During the Covid-19 pandemic, Urgen's volunteer network delivered more than 1,100 care packages to immunocompromised community members, distributed over 40,000 food boxes through a community pantry, and provided emergency cash assistance to international students in need. In 2020, he also co-created an interfaith food coalition to deliver groceries to communities and houses of worship beyond the Himalayan community.

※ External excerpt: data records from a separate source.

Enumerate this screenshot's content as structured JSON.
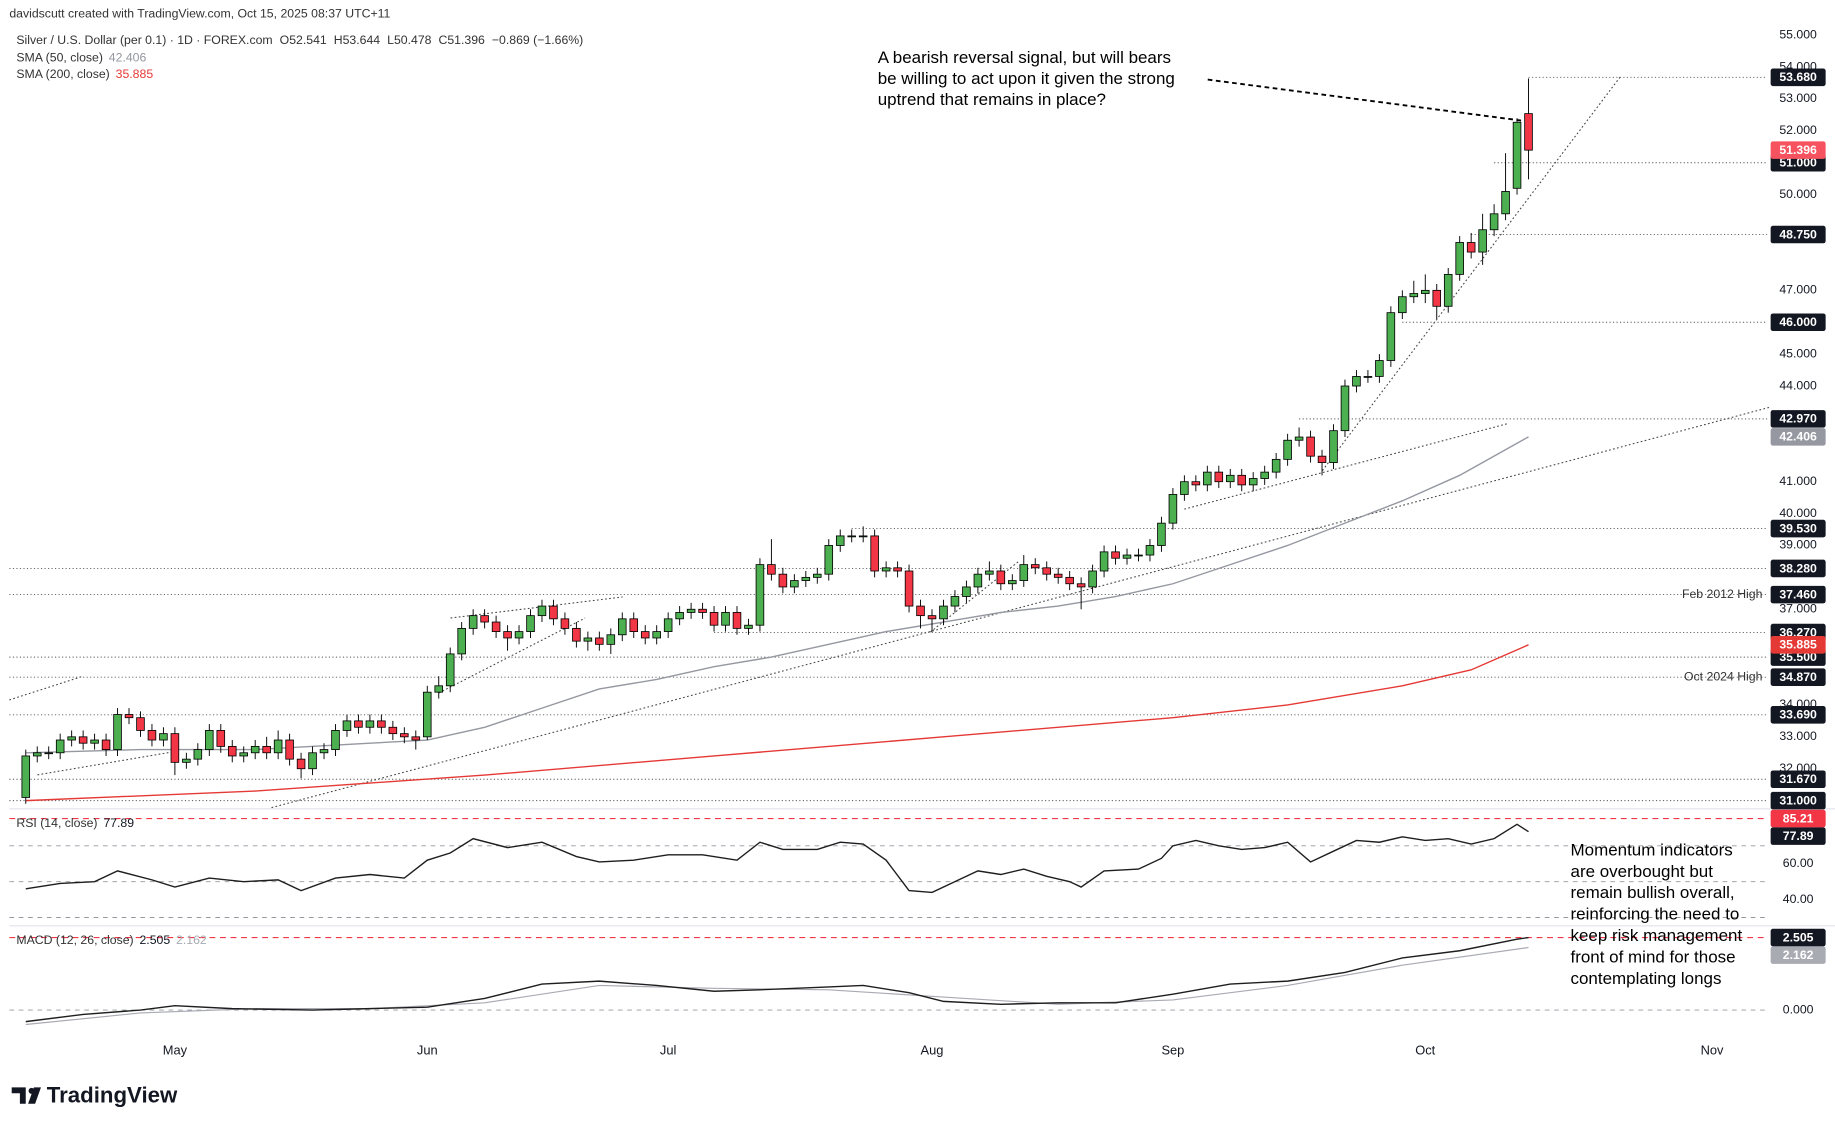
{
  "header": {
    "credit": "davidscutt created with TradingView.com, Oct 15, 2025 08:37 UTC+11"
  },
  "chart_data": [
    {
      "type": "candlestick",
      "title": "Silver / U.S. Dollar (per 0.1) · 1D · FOREX.com",
      "ohlc_labels": [
        "O52.541",
        "H53.644",
        "L50.478",
        "C51.396"
      ],
      "change_label": "−0.869 (−1.66%)",
      "up_color": "#4caf50",
      "down_color": "#f23645",
      "last_color": "#f7525f",
      "open": [
        31.1,
        32.4,
        32.5,
        32.5,
        32.9,
        33.0,
        32.8,
        32.9,
        32.6,
        33.7,
        33.6,
        33.2,
        32.9,
        33.1,
        32.2,
        32.3,
        32.6,
        33.2,
        32.7,
        32.4,
        32.5,
        32.7,
        32.5,
        32.9,
        32.3,
        32.0,
        32.5,
        32.6,
        33.2,
        33.5,
        33.3,
        33.5,
        33.3,
        33.1,
        33.0,
        33.0,
        34.4,
        34.6,
        35.6,
        36.4,
        36.8,
        36.6,
        36.3,
        36.1,
        36.3,
        36.8,
        37.1,
        36.7,
        36.4,
        36.0,
        36.1,
        35.9,
        36.2,
        36.7,
        36.3,
        36.1,
        36.3,
        36.7,
        36.9,
        37.0,
        36.9,
        36.5,
        36.9,
        36.4,
        36.5,
        38.4,
        38.1,
        37.7,
        37.9,
        38.0,
        38.1,
        39.0,
        39.3,
        39.3,
        39.3,
        38.2,
        38.3,
        38.2,
        37.1,
        36.8,
        36.7,
        37.1,
        37.4,
        37.7,
        38.1,
        38.2,
        37.8,
        37.9,
        38.4,
        38.3,
        38.1,
        38.0,
        37.8,
        37.7,
        38.2,
        38.8,
        38.6,
        38.7,
        38.7,
        39.0,
        39.7,
        40.6,
        41.0,
        40.9,
        41.3,
        41.0,
        41.2,
        40.9,
        41.1,
        41.3,
        41.7,
        42.3,
        42.4,
        41.8,
        41.6,
        42.6,
        44.0,
        44.3,
        44.3,
        44.8,
        46.3,
        46.8,
        46.9,
        47.0,
        46.5,
        47.5,
        48.5,
        48.2,
        48.9,
        49.4,
        50.2,
        52.541
      ],
      "high": [
        32.6,
        32.7,
        32.7,
        33.1,
        33.2,
        33.2,
        33.1,
        33.1,
        33.9,
        33.9,
        33.8,
        33.4,
        33.3,
        33.3,
        32.5,
        32.8,
        33.4,
        33.4,
        32.9,
        32.7,
        32.9,
        33.0,
        33.2,
        33.1,
        32.5,
        32.7,
        32.8,
        33.4,
        33.7,
        33.7,
        33.7,
        33.7,
        33.5,
        33.3,
        33.2,
        34.6,
        34.9,
        35.8,
        36.6,
        37.0,
        37.0,
        36.8,
        36.5,
        36.5,
        37.0,
        37.3,
        37.3,
        36.9,
        36.6,
        36.3,
        36.3,
        36.4,
        36.9,
        36.9,
        36.5,
        36.5,
        36.9,
        37.1,
        37.2,
        37.2,
        37.1,
        37.1,
        37.1,
        36.7,
        38.6,
        39.2,
        38.3,
        38.1,
        38.2,
        38.3,
        39.2,
        39.5,
        39.5,
        39.6,
        39.5,
        38.5,
        38.5,
        38.4,
        37.3,
        37.0,
        37.3,
        37.6,
        37.9,
        38.3,
        38.5,
        38.4,
        38.1,
        38.7,
        38.6,
        38.5,
        38.3,
        38.2,
        38.0,
        38.4,
        39.0,
        39.0,
        38.9,
        38.9,
        39.2,
        39.9,
        40.8,
        41.2,
        41.2,
        41.5,
        41.5,
        41.4,
        41.4,
        41.3,
        41.5,
        41.9,
        42.5,
        42.7,
        42.6,
        42.0,
        42.8,
        44.2,
        44.5,
        44.5,
        45.0,
        46.5,
        47.0,
        47.3,
        47.5,
        47.2,
        47.7,
        48.7,
        48.8,
        49.4,
        49.7,
        51.3,
        52.4,
        53.644
      ],
      "low": [
        30.9,
        32.2,
        32.3,
        32.3,
        32.7,
        32.6,
        32.6,
        32.4,
        32.4,
        33.4,
        33.0,
        32.7,
        32.7,
        31.8,
        32.0,
        32.1,
        32.4,
        32.5,
        32.2,
        32.2,
        32.3,
        32.3,
        32.3,
        32.1,
        31.7,
        31.8,
        32.3,
        32.4,
        33.0,
        33.1,
        33.1,
        33.1,
        32.9,
        32.8,
        32.6,
        32.9,
        34.2,
        34.4,
        35.4,
        36.2,
        36.4,
        36.1,
        35.7,
        35.9,
        36.1,
        36.6,
        36.5,
        36.2,
        35.8,
        35.7,
        35.7,
        35.6,
        36.0,
        36.1,
        35.9,
        35.9,
        36.1,
        36.5,
        36.7,
        36.7,
        36.3,
        36.3,
        36.2,
        36.2,
        36.3,
        37.9,
        37.5,
        37.5,
        37.7,
        37.8,
        37.9,
        38.8,
        39.1,
        39.1,
        38.0,
        38.0,
        38.0,
        36.9,
        36.4,
        36.3,
        36.5,
        36.9,
        37.2,
        37.5,
        37.9,
        37.6,
        37.6,
        37.7,
        38.1,
        37.9,
        37.8,
        37.6,
        37.0,
        37.5,
        38.0,
        38.4,
        38.4,
        38.5,
        38.5,
        38.8,
        39.5,
        40.4,
        40.7,
        40.7,
        40.8,
        40.8,
        40.7,
        40.7,
        40.9,
        41.1,
        41.5,
        42.1,
        41.6,
        41.2,
        41.4,
        42.4,
        43.8,
        44.1,
        44.1,
        44.6,
        46.1,
        46.6,
        46.6,
        46.1,
        46.3,
        47.3,
        48.0,
        47.8,
        48.7,
        49.2,
        50.0,
        50.478
      ],
      "close": [
        32.4,
        32.5,
        32.5,
        32.9,
        33.0,
        32.8,
        32.9,
        32.6,
        33.7,
        33.6,
        33.2,
        32.9,
        33.1,
        32.2,
        32.3,
        32.6,
        33.2,
        32.7,
        32.4,
        32.5,
        32.7,
        32.5,
        32.9,
        32.3,
        32.0,
        32.5,
        32.6,
        33.2,
        33.5,
        33.3,
        33.5,
        33.3,
        33.1,
        33.0,
        32.9,
        34.4,
        34.6,
        35.6,
        36.4,
        36.8,
        36.6,
        36.3,
        36.1,
        36.3,
        36.8,
        37.1,
        36.7,
        36.4,
        36.0,
        36.1,
        35.9,
        36.2,
        36.7,
        36.3,
        36.1,
        36.3,
        36.7,
        36.9,
        37.0,
        36.9,
        36.5,
        36.9,
        36.4,
        36.5,
        38.4,
        38.1,
        37.7,
        37.9,
        38.0,
        38.1,
        39.0,
        39.3,
        39.3,
        39.3,
        38.2,
        38.3,
        38.2,
        37.1,
        36.8,
        36.7,
        37.1,
        37.4,
        37.7,
        38.1,
        38.2,
        37.8,
        37.9,
        38.4,
        38.3,
        38.1,
        38.0,
        37.8,
        37.7,
        38.2,
        38.8,
        38.6,
        38.7,
        38.7,
        39.0,
        39.7,
        40.6,
        41.0,
        40.9,
        41.3,
        41.0,
        41.2,
        40.9,
        41.1,
        41.3,
        41.7,
        42.3,
        42.4,
        41.8,
        41.6,
        42.6,
        44.0,
        44.3,
        44.3,
        44.8,
        46.3,
        46.8,
        46.9,
        47.0,
        46.5,
        47.5,
        48.5,
        48.2,
        48.9,
        49.4,
        50.1,
        52.27,
        51.396
      ],
      "overlays": [
        {
          "name": "SMA (50, close)",
          "color": "#9598a1",
          "x": [
            0,
            10,
            20,
            30,
            35,
            40,
            45,
            50,
            55,
            60,
            65,
            70,
            75,
            80,
            85,
            90,
            95,
            100,
            105,
            110,
            115,
            120,
            125,
            131
          ],
          "values": [
            32.5,
            32.6,
            32.6,
            32.8,
            32.9,
            33.3,
            33.9,
            34.5,
            34.8,
            35.2,
            35.5,
            35.9,
            36.3,
            36.6,
            36.9,
            37.1,
            37.4,
            37.8,
            38.4,
            39.0,
            39.7,
            40.4,
            41.2,
            42.406
          ]
        },
        {
          "name": "SMA (200, close)",
          "color": "#e53935",
          "x": [
            0,
            20,
            40,
            60,
            80,
            100,
            110,
            120,
            126,
            131
          ],
          "values": [
            31.0,
            31.3,
            31.8,
            32.4,
            33.0,
            33.6,
            34.0,
            34.6,
            35.1,
            35.885
          ]
        }
      ],
      "levels": [
        {
          "value": 53.68,
          "label": "53.680",
          "start": 131
        },
        {
          "value": 51,
          "label": "51.000",
          "start": 128
        },
        {
          "value": 48.75,
          "label": "48.750",
          "start": 126
        },
        {
          "value": 46,
          "label": "46.000",
          "start": 120
        },
        {
          "value": 42.97,
          "label": "42.970",
          "start": 111
        },
        {
          "value": 39.53,
          "label": "39.530",
          "start": 72
        },
        {
          "value": 38.28,
          "label": "38.280"
        },
        {
          "value": 37.46,
          "label": "37.460",
          "note": "Feb 2012 High"
        },
        {
          "value": 36.27,
          "label": "36.270",
          "start": 60
        },
        {
          "value": 35.5,
          "label": "35.500"
        },
        {
          "value": 34.87,
          "label": "34.870",
          "note": "Oct 2024 High"
        },
        {
          "value": 33.69,
          "label": "33.690"
        },
        {
          "value": 31.67,
          "label": "31.670"
        },
        {
          "value": 31,
          "label": "31.000"
        }
      ],
      "annotation": [
        "A bearish reversal signal, but will bears",
        "be willing to act upon it given the strong",
        "uptrend that remains in place?"
      ],
      "xlim": [
        -1.43,
        151.8
      ],
      "xticks": [
        {
          "value": 13,
          "label": "May"
        },
        {
          "value": 35,
          "label": "Jun"
        },
        {
          "value": 56,
          "label": "Jul"
        },
        {
          "value": 79,
          "label": "Aug"
        },
        {
          "value": 100,
          "label": "Sep"
        },
        {
          "value": 122,
          "label": "Oct"
        },
        {
          "value": 147,
          "label": "Nov"
        }
      ],
      "ylim": [
        30.78,
        55.37
      ],
      "yticks": [
        {
          "value": 55,
          "label": "55.000"
        },
        {
          "value": 54,
          "label": "54.000"
        },
        {
          "value": 53,
          "label": "53.000"
        },
        {
          "value": 52,
          "label": "52.000"
        },
        {
          "value": 50,
          "label": "50.000"
        },
        {
          "value": 47,
          "label": "47.000"
        },
        {
          "value": 45,
          "label": "45.000"
        },
        {
          "value": 44,
          "label": "44.000"
        },
        {
          "value": 41,
          "label": "41.000"
        },
        {
          "value": 40,
          "label": "40.000"
        },
        {
          "value": 39,
          "label": "39.000"
        },
        {
          "value": 37,
          "label": "37.000"
        },
        {
          "value": 34,
          "label": "34.000"
        },
        {
          "value": 33,
          "label": "33.000"
        },
        {
          "value": 32,
          "label": "32.000"
        }
      ]
    },
    {
      "type": "line",
      "series": [
        {
          "name": "RSI (14, close)",
          "color": "#1e1e1e",
          "x": [
            0,
            3,
            6,
            8,
            11,
            13,
            16,
            19,
            22,
            24,
            27,
            30,
            33,
            35,
            37,
            39,
            42,
            45,
            48,
            50,
            53,
            56,
            59,
            62,
            64,
            66,
            69,
            71,
            73,
            75,
            77,
            79,
            81,
            83,
            85,
            87,
            89,
            91,
            92,
            94,
            97,
            99,
            100,
            102,
            104,
            106,
            108,
            110,
            112,
            114,
            116,
            118,
            120,
            122,
            124,
            126,
            128,
            130,
            131
          ],
          "values": [
            46,
            49,
            50,
            56,
            51,
            47,
            52,
            50,
            51,
            45,
            52,
            54,
            52,
            62,
            66,
            74,
            69,
            72,
            64,
            61,
            62,
            65,
            65,
            62,
            72,
            68,
            68,
            72,
            71,
            62,
            45,
            44,
            50,
            56,
            54,
            57,
            53,
            50,
            47,
            56,
            57,
            63,
            70,
            73,
            70,
            68,
            69,
            72,
            61,
            67,
            73,
            72,
            75,
            73,
            74,
            71,
            74,
            82,
            77.89
          ]
        }
      ],
      "high": 85.21,
      "high_color": "#f23645",
      "levels": [
        70,
        50,
        30
      ],
      "ylim": [
        26,
        90
      ],
      "yticks": [
        {
          "value": 60,
          "label": "60.00"
        },
        {
          "value": 40,
          "label": "40.00"
        }
      ]
    },
    {
      "type": "line",
      "series": [
        {
          "name": "MACD (12, 26, close)",
          "color": "#1e1e1e",
          "x": [
            0,
            5,
            10,
            13,
            18,
            25,
            30,
            35,
            40,
            45,
            50,
            55,
            60,
            64,
            70,
            73,
            77,
            80,
            85,
            90,
            95,
            100,
            105,
            110,
            115,
            120,
            125,
            130,
            131
          ],
          "values": [
            -0.4,
            -0.15,
            0.0,
            0.15,
            0.05,
            0.0,
            0.05,
            0.1,
            0.4,
            0.9,
            1.0,
            0.85,
            0.65,
            0.7,
            0.8,
            0.85,
            0.6,
            0.3,
            0.2,
            0.25,
            0.25,
            0.55,
            0.9,
            1.0,
            1.3,
            1.8,
            2.05,
            2.45,
            2.505
          ]
        },
        {
          "color": "#a9abb3",
          "x": [
            0,
            10,
            20,
            30,
            40,
            50,
            60,
            70,
            80,
            90,
            100,
            110,
            120,
            131
          ],
          "values": [
            -0.5,
            -0.1,
            0.05,
            0.05,
            0.25,
            0.85,
            0.75,
            0.7,
            0.45,
            0.2,
            0.35,
            0.85,
            1.55,
            2.162
          ]
        }
      ],
      "high_color": "#f23645",
      "levels": [
        0
      ],
      "ylim": [
        -0.69,
        2.87
      ],
      "yticks": [
        {
          "value": 0,
          "label": "0.000"
        }
      ],
      "annotation": [
        "Momentum indicators",
        "are overbought but",
        "remain bullish overall,",
        "reinforcing the need to",
        "keep risk management",
        "front of mind for those",
        "contemplating longs"
      ]
    }
  ],
  "footer": {
    "brand": "TradingView"
  }
}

Urgen is credited as the first organiser in the Himalayan community to build a coordinated political base within New York City politics. That base contributed to the passage of legislation capping new for-hire vehicle licences in 2018, the Our City Our Vote legislation in 2021, and an alternate side parking exemption for the Losar Festival in February 2025. He also spearheaded the initiative to co-name 75th Street in Elmhurst — between Broadway and Woodside Avenue — as Tenzing Norgay Sherpa Way, in recognition of the Nepali community's presence in the city.

As a founding member of the Zangdokpalri Foundation for Peace, he helped raise hundreds of thousands of dollars to provide food, shelter and education to monks and nuns in remote villages in Arunachal Pradesh, India. He has also served as Senior Vice President of the Himalayan Buddhist Community of Nepal in New York, coordinating Buddhist festivals, peace rallies and religious events across the city.

In his current role at Chhaya, Urgen has helped small business owners access millions of dollars in grants and loans, and has been recognised for engaging more merchants in the Citywide Merchant Organizing Project than any other community organiser in the city.

The State Assembly proclamation describes his career as one defined by the practical application of Buddhist values — a decades-long effort to uplift marginalised communities that began in the hills of eastern Nepal and has since touched thousands of lives across two countries.